Some of the outstanding performances in the late Georg Tintner’s Naxos Bruckner series have been of the early symphonies. ‘Your young men shall see visions,’ says the Prophet Joel. It has been Tintner’s skill to conjure vision by marrying sharpness of detail and youthful diction with a daring breadth of utterance. He did this in his recording of the Symphony No 3 and he does it again here in a fine account of the First recorded in Glasgow’s Henry Wood Hall with the RSNO at the top of its considerable form.

Timings of individual movements confirm a broad reading, as broad as Václav Neumann’s on his old Leipzig set. But where Neumann’s performance ended up sounding soulful and ponderous, Tintner’s is as fresh as could be. Bruckner called this a ‘cheeky little minx’ of a symphony. Tintner shows it to be that, and more. (Bruckner’s own generally unavailing pursuit of cheeky post-pubescent minxes clearly fed a rich and lively fantasy life which the symphony vividly charts. Or so Freudians might have us believe.)

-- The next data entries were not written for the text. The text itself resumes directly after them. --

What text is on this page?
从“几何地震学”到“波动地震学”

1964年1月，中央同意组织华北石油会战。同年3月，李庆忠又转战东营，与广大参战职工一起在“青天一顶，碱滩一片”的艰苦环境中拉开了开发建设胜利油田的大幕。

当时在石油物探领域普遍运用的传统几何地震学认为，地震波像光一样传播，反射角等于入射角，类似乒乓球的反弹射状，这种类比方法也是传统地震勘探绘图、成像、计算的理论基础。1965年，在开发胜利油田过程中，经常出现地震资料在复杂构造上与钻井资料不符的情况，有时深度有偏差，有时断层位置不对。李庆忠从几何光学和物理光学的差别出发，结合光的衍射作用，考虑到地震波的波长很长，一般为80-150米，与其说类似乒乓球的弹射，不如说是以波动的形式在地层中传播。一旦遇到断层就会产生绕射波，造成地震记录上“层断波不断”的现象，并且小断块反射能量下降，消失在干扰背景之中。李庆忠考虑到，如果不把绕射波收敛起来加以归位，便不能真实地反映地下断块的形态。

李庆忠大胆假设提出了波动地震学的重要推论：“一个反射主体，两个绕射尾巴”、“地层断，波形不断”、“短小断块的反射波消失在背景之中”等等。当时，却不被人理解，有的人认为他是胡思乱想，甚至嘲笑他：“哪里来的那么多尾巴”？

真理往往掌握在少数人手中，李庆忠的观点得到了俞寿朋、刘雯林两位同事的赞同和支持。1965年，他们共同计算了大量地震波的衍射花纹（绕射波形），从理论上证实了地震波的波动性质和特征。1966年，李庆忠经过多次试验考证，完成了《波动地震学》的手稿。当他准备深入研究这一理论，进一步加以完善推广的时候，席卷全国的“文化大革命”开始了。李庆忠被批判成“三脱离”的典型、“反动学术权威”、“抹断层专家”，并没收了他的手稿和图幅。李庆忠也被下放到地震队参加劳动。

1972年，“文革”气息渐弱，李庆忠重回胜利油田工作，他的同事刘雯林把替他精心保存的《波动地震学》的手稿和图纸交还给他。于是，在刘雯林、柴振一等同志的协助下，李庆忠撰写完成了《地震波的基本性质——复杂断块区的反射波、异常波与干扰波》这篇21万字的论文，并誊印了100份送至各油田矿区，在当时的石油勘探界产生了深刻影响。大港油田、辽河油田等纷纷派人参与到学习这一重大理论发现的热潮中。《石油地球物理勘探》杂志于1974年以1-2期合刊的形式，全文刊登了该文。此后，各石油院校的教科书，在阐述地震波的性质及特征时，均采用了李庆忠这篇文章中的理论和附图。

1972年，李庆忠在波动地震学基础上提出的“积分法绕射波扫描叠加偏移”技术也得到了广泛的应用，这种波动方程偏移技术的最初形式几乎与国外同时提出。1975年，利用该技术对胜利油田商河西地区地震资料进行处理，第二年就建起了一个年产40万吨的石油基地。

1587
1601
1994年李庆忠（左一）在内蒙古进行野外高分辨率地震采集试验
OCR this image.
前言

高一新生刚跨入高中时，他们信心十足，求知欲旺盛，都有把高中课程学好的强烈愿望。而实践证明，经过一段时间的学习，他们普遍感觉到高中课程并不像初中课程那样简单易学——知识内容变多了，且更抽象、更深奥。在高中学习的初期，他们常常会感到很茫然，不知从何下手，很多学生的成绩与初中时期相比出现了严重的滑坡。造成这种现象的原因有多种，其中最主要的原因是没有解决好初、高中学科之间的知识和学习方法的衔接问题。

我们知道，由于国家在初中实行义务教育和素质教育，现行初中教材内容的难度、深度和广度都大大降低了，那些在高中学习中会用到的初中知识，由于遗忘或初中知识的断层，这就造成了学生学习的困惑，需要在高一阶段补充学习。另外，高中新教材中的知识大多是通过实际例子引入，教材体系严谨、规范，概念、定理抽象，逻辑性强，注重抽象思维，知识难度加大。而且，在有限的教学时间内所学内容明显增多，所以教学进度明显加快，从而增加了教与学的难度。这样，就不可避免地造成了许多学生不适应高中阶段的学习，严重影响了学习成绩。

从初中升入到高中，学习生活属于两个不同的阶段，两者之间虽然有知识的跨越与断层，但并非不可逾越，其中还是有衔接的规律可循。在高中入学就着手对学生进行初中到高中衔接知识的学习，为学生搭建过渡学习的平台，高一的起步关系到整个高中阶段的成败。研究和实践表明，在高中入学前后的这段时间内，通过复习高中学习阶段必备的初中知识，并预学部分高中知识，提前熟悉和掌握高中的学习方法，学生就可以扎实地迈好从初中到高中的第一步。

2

The announcement that this is the ‘world premiere recording’ of the ‘unrevised Linz version’ shouldn’t cause seasoned collectors to throw out cherished extant recordings of the 1866 ‘Linz’ (as opposed to 1890-91 ‘Vienna’) version. The emendations Bruckner made in 1877 to the 1866 text are fairly minor. The plainness of the orchestration at the very end of the symphony is absolutely right for a peroration that’s both prompt and ingenious. 

The fill-up is rather more intriguing textually. It’s the largely forgotten 1876 revision of the original 1873 version of the Adagio of the Third Symphony. The changes include a quicker tempo, a gentle elaboration of the violin figurations near the start, and a disastrous attempt to underpin the lead to the final climax with a new Tannhäuser-like violin accompaniment. Since this is funny in the wrong way, it could be said nicely to complement the main work on the disc which is funny (and fun) in all the right ways.